If a council does not adopt a new housing estate, private management companies can be contracted by housing developers to maintain shared spaces like grass, roads and courtyards.
PMCs bill homeowners for their services, alongside their normal council tax.
However, many PMCs have raised their costs in recent years – and homeowners are contractually obliged to pay. If they don’t they can be taken to court.
Criticism ranges from a lack of accountability and confusion over what residents pay for to simply that homeowners do not get value for money – especially when invoices shown to the Chron show some PMCs have doubled their bills in some cases. But between green spaces and shared land, residents can be paying two or even three PMCs at a time.
What do you think? Are you affected by bills from PMCs?
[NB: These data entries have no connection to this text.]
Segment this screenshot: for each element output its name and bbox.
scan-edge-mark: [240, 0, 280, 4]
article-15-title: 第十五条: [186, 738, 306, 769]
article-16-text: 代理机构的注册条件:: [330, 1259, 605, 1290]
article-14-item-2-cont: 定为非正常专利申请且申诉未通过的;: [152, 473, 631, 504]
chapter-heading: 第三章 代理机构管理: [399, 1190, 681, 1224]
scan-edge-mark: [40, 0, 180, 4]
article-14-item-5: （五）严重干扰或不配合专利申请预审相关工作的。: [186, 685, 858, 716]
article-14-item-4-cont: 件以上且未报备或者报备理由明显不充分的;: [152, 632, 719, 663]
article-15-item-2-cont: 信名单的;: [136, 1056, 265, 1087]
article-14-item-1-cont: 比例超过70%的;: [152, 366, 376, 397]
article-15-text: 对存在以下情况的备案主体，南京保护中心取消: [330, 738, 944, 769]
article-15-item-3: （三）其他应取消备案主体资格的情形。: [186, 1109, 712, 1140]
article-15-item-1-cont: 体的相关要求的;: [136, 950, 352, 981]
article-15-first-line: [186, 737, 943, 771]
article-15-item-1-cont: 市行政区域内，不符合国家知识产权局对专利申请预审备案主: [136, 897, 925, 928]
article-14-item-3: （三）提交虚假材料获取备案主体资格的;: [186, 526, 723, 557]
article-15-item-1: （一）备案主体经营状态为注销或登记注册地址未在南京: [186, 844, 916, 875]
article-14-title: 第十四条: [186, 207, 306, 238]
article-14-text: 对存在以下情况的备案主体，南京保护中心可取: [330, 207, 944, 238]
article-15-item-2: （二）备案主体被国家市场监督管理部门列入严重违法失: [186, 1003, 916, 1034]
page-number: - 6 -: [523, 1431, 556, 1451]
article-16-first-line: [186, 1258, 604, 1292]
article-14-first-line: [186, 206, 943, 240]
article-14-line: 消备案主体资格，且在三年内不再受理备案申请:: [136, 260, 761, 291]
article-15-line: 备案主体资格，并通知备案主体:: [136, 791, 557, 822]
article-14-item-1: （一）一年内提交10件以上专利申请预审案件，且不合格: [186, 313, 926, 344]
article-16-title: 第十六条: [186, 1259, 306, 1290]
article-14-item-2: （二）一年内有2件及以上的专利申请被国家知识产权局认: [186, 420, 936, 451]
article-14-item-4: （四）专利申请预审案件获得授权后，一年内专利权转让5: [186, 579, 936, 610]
Email your views to letters@northants news.co.uk
NORTHAMPTON MP WEIGHS IN ON DEBATE IN COMMONS
A Northampton MP sat on a select committee to investigate reforming leasehold laws and hold PMCs to account.
Andrew Lewer, pictured, says the report, which was published in March, could lead to creating a new ombudsmen-style role and pressing councils to adopt more new estates and avoid handing them off to PMCs.
But for homeowners already tied in to contracts with PMCs, the cost of retroactively rewriting their contracts would ‘be in the billions’ and will likely not happen.
The MP for Northampton South said: “In some cases these companies operate responibly, and in some cases it’s a disaster. This needs to be dealt with twofold. First, local authorities need to stop shrugging their shoulders and saying they don’t want to take these adoptions on. And two, there needs to be a much higher level of transparency and accountability.
“I am hopeful that the Government looks carefully at this report and act on our recommendations soon.”
A private members’ bill is also in the works to reform leasehold laws.